Things to know about REIT funds while investing | Fusion - WeRIndia

Things to know about REIT funds while investing

Things to know about REIT funds while investing

REITs means Real Estate Investment Trusts. They enable people to invest in these funds to yield a good return. They are regulated by the Securities and Exchange Board of India (SEBI).

REITs operate real estate-related assets like apartments, resorts, buildings, shopping malls, hotels, warehouses etc.

Real estate companies develop properties to resell. But, REITs develop properties to operate them. Thus, they maintain these properties in their investment portfolio.

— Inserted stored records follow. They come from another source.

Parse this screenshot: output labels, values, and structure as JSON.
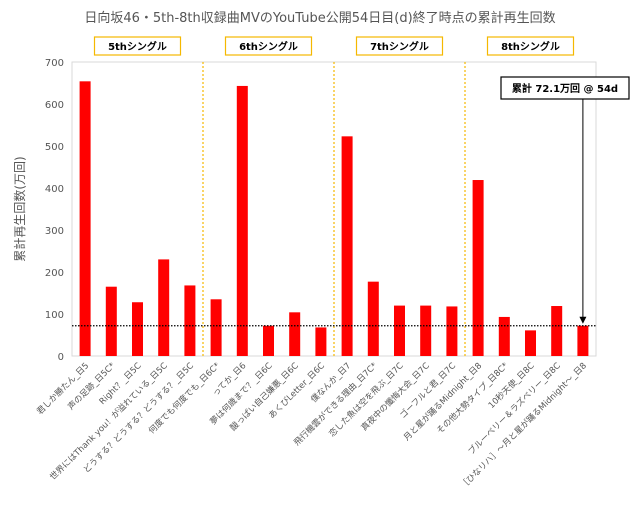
{
  "chart_data": {
    "type": "bar",
    "title": "日向坂46・5th-8th収録曲MVのYouTube公開54日目(d)終了時点の累計再生回数",
    "ylabel": "累計再生回数(万回)",
    "ylim": [
      0,
      700
    ],
    "yticks": [
      0,
      100,
      200,
      300,
      400,
      500,
      600,
      700
    ],
    "grid": false,
    "bar_color": "#ff0000",
    "categories": [
      "君しか勝たん_日5",
      "声の足跡_日5C*",
      "Right？_日5C",
      "世界にはThank you！が溢れている_日5C",
      "どうする？どうする？どうする？_日5C",
      "何度でも何度でも_日6C*",
      "ってか_日6",
      "夢は何歳まで？_日6C",
      "酸っぱい自己嫌悪_日6C",
      "あくびLetter_日6C",
      "僕なんか_日7",
      "飛行機雲ができる理由_日7C*",
      "恋した魚は空を飛ぶ_日7C",
      "真夜中の懺悔大会_日7C",
      "ゴーフルと君_日7C",
      "月と星が踊るMidnight_日8",
      "その他大勢タイプ_日8C*",
      "10秒天使_日8C",
      "ブルーベリー＆ラズベリー_日8C",
      "［ひなリハ］～月と星が踊るMidnight～_日8"
    ],
    "values": [
      654,
      165,
      128,
      230,
      168,
      135,
      643,
      72,
      104,
      68,
      523,
      177,
      120,
      120,
      118,
      419,
      93,
      61,
      119,
      72.1
    ],
    "groups": [
      {
        "label": "5thシングル",
        "start": 0,
        "end": 4
      },
      {
        "label": "6thシングル",
        "start": 5,
        "end": 9
      },
      {
        "label": "7thシングル",
        "start": 10,
        "end": 14
      },
      {
        "label": "8thシングル",
        "start": 15,
        "end": 19
      }
    ],
    "reference_line": {
      "value": 72.1,
      "style": "dotted"
    },
    "annotation": {
      "text": "累計 72.1万回 @ 54d",
      "target_index": 19
    }
  }
}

People can invest in these funds and earn a share of the income generated through these properties.

There are different types of REITs mentioned below: Equity REITs, mortgage REITs, public non-listed REITs and private REITs.


Many REITs are registered with the SEC and traded publicly on the stock exchange. But, private REITs are exempt from registration with the SEC. They are not traded publicly.

There are many benefits of investing in REIT funds. At the same time, certain risks are also associated with them. Know about them before investing in REIT funds.

Here are the benefits of REIT funds:

  • The earnings from REIT funds are in the form of dividends. So, they assure a higher income. That means investing in REIT funds has high earning potential and high liquidity.
  • Many of these assets are long-term. So, they offer continuous income.
  • You can start investing with minimal investment. You can start investing even with ₹10,000.
  • They are tax efficient as the government gave them pass-through status.
  • Investing in REIT funds means an opportunity to buy a real estate property without any complications. In addition, they are cheaper.
  • They also help diversify your investment portfolio and the risk.

The following risks and challenges are associated with REIT funds:

  • They have high management fees as well as transaction fees.
  • They are vulnerable to changes in the real-estate sector. Hence, investors should carefully consider various factors like location, the real estate market, its trends over time, etc., before investing.
  • Though they are tax effective, shareholders have to pay taxes on the dividends. Besides, any applicable capital gains have to be paid by them.
  • Investors should be extra cautious while investing in REIT assets that are not registered with the SEC.
  • In India, real estate is regulated at the state level. There is no national policy for its regulation, which is a major challenge.